A corrupção da confiança em Assassinos da Lua das Flores

Os conspiradores manipulam as provas e evidências dos seus crimes e mentem sistematicamente, corroendo, assim, a confiança no sistema e obstaculizando a distinção entre o que é verdade e o que não passa de mera ficção. É esta situação que os Osage têm de enfrentar nos anos 20 do século passado, o que os leva a desconfiar de tudo e de todos, nomeadamente do governo norte-americano, bem como a sentir-se inseguros relativamente aos seus relacionamentos anteriores. Exemplificativa deste quadro é a crença que Mollie deposita em Hale, isto é, de que este é amigo da família e do seu povo, crença essa que advém do facto de ele ter prometido ajudar a encontrar o assassino de Anna. Pura ilusão e falsidade, como sabemos. Hale confronta-se também a questão da confiança e com a distinção entre factos e boatos para conseguir resolver os crimes que vitimam os nativos.
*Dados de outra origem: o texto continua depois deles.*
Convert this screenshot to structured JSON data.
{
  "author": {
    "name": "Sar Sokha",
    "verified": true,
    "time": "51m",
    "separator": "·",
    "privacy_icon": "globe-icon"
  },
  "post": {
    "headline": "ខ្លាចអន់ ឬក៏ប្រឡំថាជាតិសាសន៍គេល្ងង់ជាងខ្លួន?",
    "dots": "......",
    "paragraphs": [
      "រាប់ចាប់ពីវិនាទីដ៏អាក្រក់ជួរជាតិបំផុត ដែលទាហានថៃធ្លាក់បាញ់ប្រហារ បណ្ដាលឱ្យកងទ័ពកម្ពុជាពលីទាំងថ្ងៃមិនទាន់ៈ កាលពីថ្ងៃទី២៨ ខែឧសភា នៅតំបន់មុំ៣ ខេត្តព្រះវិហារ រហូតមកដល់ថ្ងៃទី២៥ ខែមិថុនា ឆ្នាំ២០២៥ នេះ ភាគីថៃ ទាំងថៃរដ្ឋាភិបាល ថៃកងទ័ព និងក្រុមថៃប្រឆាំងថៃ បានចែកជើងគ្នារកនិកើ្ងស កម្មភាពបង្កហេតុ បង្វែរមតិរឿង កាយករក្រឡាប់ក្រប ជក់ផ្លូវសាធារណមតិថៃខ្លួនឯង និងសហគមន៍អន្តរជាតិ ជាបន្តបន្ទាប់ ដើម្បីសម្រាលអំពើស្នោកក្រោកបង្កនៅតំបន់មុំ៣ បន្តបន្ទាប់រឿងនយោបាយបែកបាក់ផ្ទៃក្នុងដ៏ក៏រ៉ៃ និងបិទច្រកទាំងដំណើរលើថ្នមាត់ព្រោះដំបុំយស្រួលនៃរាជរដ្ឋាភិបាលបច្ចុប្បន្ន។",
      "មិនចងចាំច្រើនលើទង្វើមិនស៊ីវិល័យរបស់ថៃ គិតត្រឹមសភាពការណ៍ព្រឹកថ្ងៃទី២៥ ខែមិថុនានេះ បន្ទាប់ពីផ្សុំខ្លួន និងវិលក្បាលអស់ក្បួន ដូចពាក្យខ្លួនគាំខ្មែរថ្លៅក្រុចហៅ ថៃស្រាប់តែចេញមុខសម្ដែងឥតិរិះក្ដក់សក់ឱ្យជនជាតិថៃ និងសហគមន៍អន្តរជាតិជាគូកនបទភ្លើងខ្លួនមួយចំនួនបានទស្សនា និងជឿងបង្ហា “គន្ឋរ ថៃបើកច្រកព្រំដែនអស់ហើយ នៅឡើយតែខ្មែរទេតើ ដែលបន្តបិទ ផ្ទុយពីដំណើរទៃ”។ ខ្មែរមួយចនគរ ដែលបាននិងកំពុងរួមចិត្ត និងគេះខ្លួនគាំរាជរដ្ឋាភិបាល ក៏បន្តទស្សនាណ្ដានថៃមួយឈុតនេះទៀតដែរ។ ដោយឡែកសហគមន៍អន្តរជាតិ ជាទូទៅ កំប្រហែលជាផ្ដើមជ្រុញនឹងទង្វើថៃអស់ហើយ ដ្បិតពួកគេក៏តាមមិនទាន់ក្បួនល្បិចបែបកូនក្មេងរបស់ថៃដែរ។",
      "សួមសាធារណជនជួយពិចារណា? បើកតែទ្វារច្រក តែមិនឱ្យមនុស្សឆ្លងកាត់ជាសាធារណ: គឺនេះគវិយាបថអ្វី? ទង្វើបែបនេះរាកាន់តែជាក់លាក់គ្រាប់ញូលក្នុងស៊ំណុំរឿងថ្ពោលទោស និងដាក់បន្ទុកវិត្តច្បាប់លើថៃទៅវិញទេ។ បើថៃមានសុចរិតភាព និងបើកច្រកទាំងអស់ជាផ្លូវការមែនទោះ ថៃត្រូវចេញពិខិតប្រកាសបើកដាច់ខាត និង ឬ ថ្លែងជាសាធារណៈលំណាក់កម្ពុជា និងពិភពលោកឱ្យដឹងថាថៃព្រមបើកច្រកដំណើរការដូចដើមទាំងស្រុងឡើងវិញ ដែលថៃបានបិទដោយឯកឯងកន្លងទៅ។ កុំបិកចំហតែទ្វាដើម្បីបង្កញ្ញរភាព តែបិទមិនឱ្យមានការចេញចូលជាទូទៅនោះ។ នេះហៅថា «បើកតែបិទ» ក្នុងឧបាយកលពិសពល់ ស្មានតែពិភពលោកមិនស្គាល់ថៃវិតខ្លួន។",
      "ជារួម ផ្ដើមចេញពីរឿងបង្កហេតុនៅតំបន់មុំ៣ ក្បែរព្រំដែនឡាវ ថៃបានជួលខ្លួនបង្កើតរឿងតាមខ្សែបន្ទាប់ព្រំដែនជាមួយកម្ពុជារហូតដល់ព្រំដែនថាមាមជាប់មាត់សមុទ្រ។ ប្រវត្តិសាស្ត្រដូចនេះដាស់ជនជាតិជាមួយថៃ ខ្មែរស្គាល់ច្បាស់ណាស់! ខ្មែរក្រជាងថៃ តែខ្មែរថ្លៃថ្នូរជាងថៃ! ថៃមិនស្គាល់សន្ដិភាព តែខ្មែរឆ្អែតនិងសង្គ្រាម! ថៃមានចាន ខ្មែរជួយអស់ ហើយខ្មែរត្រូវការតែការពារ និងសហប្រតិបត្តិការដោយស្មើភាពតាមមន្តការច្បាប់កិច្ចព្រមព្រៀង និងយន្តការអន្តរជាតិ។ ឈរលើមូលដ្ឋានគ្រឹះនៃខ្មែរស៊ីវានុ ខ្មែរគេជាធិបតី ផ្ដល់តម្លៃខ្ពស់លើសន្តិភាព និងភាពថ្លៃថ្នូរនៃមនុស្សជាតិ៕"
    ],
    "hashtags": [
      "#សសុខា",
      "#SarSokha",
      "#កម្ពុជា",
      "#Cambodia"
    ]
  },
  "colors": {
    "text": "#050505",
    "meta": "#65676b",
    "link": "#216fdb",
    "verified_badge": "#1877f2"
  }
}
    Note-se, por outro lado, que a conspiração criminosa se torna mais devastadora, porque faz uso da confiança como ferramenta de controlo. Mollie demora a perceber o envolvimento de Ernest nos assassinatos, antes de mais porque o ama e também porque confia nas suas palavras e ações. Mesmo quando as evidências são claras ao apontar para a cumplicidade e a culpabilidade do esposo, Mollie tenta sempre justificar ou desculpar os seus atos. Tal como White necessita de separar os factos da ficção, a figura feminina de que se fala precisa de interiorizar o modo como a confiança que depositou no marido, entre outros, foi usada contra si. Além disso, a terceira parte da obra demonstra como tudo isto tem implicações duradouras na tribo Osage. De facto, os netos e os bisnetos das pessoas assassinadas ainda se sentem inseguros relativamente ao modo como se devem movimentar num mundo que lhes é hostil.